Wie man heute wohl aussieht, von außen, überlege ich später im fließenden, orangefarbenen Licht der Bar 103, und trinke in kleinen Schlucken vom Martini bianco in meinem Glas. Um mich herum erzählen sich lauter Leute laut und aufgekratzt ihre Pläne für die Nacht, um dann irgendwohin zu fahren, wo die Nacht lang sein wird, und die Bässe laut.

Ich aber schaue der C. hinterher, wie sie die Kastanienallee entlang nach Hause fährt, und lege mich ins Bett, kurz vor eins, Samstagnacht. Lass mich schlafen, denke ich noch, und versuche, die Systeme auszuschalten, die gleichwohl unerbittlich weiterrattern, seltsame und verdorbene Nachrichten in meine Träume schicken, und meine Hände zucken lassen, als müsse ich etwas tippen, jetzt gleich, noch nachts, und will doch schlafen, schlafen, schlafen.

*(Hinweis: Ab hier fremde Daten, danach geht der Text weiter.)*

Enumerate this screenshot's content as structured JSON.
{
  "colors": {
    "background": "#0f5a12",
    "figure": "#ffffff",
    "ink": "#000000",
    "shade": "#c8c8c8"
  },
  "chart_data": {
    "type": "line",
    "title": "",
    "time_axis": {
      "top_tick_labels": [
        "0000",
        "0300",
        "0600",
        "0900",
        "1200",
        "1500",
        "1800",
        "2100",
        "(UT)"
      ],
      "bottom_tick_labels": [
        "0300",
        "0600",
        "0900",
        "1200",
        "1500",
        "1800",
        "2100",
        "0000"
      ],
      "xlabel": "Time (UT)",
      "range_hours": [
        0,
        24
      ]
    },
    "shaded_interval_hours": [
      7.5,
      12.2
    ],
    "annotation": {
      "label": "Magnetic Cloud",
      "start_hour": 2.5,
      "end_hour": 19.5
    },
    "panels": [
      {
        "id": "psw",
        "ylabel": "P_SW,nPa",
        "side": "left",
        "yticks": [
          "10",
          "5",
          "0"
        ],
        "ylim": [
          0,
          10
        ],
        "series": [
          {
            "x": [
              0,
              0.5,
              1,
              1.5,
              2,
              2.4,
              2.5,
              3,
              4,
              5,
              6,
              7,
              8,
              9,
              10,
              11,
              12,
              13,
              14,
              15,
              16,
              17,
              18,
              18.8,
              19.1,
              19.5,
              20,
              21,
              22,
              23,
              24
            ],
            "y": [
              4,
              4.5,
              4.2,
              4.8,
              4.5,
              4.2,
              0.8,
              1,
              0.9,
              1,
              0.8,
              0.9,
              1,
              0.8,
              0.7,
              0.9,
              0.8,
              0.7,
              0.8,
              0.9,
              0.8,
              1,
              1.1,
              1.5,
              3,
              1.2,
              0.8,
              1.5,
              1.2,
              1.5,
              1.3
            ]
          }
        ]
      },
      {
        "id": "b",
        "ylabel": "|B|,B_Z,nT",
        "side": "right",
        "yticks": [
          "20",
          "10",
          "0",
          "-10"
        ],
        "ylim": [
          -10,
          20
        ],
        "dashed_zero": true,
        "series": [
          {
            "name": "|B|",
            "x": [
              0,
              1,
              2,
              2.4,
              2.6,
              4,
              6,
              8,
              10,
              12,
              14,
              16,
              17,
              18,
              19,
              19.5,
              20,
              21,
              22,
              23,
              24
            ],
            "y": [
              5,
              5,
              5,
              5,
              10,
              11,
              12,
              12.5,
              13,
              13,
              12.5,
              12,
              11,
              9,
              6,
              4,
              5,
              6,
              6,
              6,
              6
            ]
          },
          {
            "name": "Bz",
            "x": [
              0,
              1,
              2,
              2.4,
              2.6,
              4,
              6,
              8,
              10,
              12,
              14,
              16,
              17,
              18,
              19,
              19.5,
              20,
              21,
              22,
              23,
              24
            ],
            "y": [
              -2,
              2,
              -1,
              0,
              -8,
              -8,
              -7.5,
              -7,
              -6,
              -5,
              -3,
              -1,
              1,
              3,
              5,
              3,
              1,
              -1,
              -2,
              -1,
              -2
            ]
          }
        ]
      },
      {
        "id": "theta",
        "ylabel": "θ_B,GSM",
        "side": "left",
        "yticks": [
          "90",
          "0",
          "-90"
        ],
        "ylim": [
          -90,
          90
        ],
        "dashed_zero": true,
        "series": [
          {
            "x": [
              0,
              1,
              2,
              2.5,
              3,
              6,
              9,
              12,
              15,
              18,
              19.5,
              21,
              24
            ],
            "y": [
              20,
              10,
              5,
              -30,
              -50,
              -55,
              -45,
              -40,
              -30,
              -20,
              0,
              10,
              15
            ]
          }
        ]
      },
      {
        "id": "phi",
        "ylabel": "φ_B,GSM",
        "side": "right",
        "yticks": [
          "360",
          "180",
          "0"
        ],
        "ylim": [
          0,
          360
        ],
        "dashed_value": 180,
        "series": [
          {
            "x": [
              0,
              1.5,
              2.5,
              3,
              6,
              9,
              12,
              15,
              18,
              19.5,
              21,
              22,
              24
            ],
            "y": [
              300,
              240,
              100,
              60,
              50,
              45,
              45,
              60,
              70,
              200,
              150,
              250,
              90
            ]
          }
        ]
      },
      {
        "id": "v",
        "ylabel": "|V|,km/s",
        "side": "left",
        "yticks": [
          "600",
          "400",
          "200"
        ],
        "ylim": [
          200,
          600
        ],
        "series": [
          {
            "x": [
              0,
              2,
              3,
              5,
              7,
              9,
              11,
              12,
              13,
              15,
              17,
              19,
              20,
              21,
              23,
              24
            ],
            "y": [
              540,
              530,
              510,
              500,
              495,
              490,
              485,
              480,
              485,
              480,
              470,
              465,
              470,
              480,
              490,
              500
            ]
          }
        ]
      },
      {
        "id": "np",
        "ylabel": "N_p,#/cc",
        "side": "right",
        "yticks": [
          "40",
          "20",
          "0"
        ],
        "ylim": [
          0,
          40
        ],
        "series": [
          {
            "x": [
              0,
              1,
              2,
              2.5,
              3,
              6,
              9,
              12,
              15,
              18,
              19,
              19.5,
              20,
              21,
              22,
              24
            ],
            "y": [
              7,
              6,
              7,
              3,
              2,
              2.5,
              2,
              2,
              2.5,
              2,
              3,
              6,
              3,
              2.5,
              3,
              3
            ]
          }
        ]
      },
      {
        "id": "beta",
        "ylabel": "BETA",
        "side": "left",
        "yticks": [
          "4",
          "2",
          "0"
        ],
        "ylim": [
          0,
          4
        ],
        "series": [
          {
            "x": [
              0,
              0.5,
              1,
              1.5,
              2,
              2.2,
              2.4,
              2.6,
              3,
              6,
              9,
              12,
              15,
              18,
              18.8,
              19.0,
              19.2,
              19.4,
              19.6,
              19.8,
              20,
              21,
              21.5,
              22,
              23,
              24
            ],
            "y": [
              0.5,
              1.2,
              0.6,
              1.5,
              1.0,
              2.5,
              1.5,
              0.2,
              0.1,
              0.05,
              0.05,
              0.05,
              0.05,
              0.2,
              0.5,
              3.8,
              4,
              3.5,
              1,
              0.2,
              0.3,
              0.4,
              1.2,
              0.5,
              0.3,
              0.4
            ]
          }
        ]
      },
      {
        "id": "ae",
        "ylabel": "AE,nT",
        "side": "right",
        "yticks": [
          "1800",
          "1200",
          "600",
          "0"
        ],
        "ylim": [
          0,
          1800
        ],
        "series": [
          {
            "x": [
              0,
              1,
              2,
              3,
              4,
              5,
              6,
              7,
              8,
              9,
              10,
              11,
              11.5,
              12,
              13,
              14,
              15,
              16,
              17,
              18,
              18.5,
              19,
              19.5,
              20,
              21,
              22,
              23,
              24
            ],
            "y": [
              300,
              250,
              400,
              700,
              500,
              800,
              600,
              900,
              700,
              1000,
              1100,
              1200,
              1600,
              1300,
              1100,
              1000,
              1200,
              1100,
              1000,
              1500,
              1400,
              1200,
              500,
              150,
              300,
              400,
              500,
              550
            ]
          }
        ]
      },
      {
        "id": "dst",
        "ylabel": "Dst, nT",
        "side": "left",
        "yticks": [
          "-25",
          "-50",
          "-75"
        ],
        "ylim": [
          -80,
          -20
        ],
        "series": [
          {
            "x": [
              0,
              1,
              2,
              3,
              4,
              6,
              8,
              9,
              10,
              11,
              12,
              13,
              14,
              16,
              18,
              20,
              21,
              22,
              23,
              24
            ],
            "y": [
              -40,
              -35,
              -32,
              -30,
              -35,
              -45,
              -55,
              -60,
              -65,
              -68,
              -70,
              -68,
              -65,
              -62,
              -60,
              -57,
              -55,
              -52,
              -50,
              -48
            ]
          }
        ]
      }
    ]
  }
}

wortschnittchen - 21. Jan. 2007, 21:43 Uhr

Liebe Frau Modeste, wie gut kann ich es Ihnen nachfühlen. Der Gedanke ans Durchhalten bringt einen dazu, sich wie ein von Outlook ferngesteuerter Roboter zu fühlen. Das einzige, was hilft: sich Termine für das eigene Wohl, die eigene Gesundheit zu setzen. Die dürfen dann auch ruhig mit einer höchsten Wichtigkeit aufpoppen.
Modeste - 21. Jan. 2007, 23:11 Uhr

Das geht gut, solange sich die Arbeit in der restlichen Zeit erledigen lässt. Wenn das nicht mehr der Fall ist, fallen nach und nach alle anderen Termine rechts und links vom Tisch, und es bleibt nur zu hoffen, dass man mit der Zeit besser wird im Balancieren, schneller, gewandter und geschickter in der Disziplin, etwas von sich zurückzubehalten.
DrNIx - 22. Jan. 2007, 9:34 Uhr

Nix Feierabend

... macht der Kopf. Es gibt immer was zu tun. Als freiberuflicher Student. Selbst wenn alles getan ist, dann ist da immer noch dieses und jenes Buch, das man mal lesen müßte um über dieses und jenes noch mehr zu wissen. Beim Einschlafen nicht an morgen denken. Nur das nicht. Das kommt früh genug.
fragmente - 22. Jan. 2007, 10:59 Uhr

Da würde ich Sie doch diesbezüglich mal was fragen wollen.
Würden Sie auf Gehalt verzichten, um dafür mehr Zeit zu haben?
Modeste - 27. Jan. 2007, 18:17 Uhr

Das, Herr DrNiX, ist dann wohl der Preis, den man zu zahlen hat für die Teilnahme am Spiel, auf die man, um Ihre Frage, Frau Fragmente zu beantworten, aber auch nicht verzichten mag, und so ist mir das Dabeisein die Erschöpfung dann wohl schlicht wert.